Los aullidos vacilaron.
Varios seres antiguos se quedaron inmóviles como si la visión los hubiera golpeado más fuerte que cualquier cadena.
Luego la furia regresó con una forma diferente.
Traición.
—Así que te has unido a la inmundicia —gruñó una voz—. Vistes miasma y hablas de divinidad como si ambas fueran tuyas para usar mal.

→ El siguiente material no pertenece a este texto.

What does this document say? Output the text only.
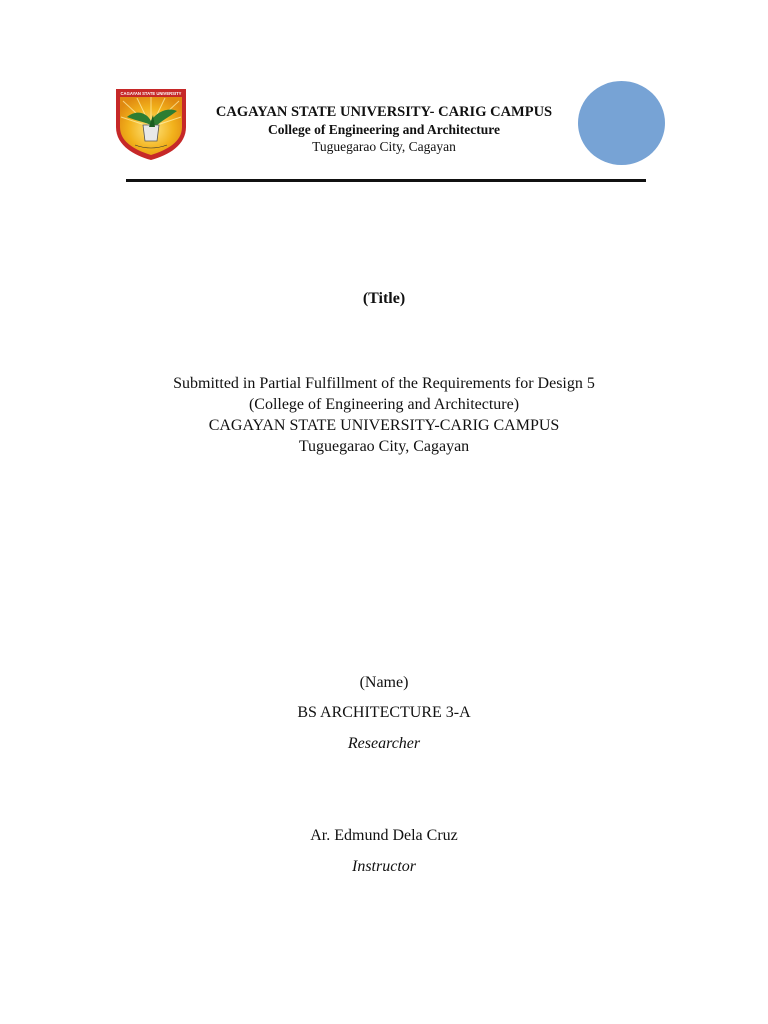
CAGAYAN STATE UNIVERSITY
CAGAYAN STATE UNIVERSITY- CARIG CAMPUS
College of Engineering and Architecture
Tuguegarao City, Cagayan
(Title)
Submitted in Partial Fulfillment of the Requirements for Design 5
(College of Engineering and Architecture)
CAGAYAN STATE UNIVERSITY-CARIG CAMPUS
Tuguegarao City, Cagayan
(Name)
BS ARCHITECTURE 3-A
Researcher
Ar. Edmund Dela Cruz
Instructor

—¿Te atreves a vestir su cadáver y llamarlo presencia?
—Traidor a las Mil Razas —retumbó otro—. Nosotros sangramos por esa guerra mientras tú te ponías su piel como un manto.
—Que los ancestros de tu linaje aparten sus rostros de ti —escupió un tercero.
Lucien cerró los ojos.
Comprimió el espacio alrededor de las jaulas.
El sonido murió instantáneamente.
Sus bocas seguían moviéndose. Sus gargantas seguían tensándose. Pero sus maldiciones se convirtieron en furia muda, atrapada detrás de un muro de silencio.
Lucien exhaló una vez.
Luego abrió los ojos y habló en el silencio que había creado.
—Escuchen primero.
No desperdició palabras.
Les dijo lo que importaba.
—Engañé a los Monstruos de Masa Negra. Solo imité a su ancestro. Lo hice porque pelear era imposible, y esconderme habría convertido mi santuario en un ataúd.
Su mirada los recorrió.
—Antes, se los mostré a su Emperador Monstruo, Kharzun, para anclar la mentira. Necesitaba una prueba que no pudiera ser falsificada con simple actuación. Ustedes fueron la prueba.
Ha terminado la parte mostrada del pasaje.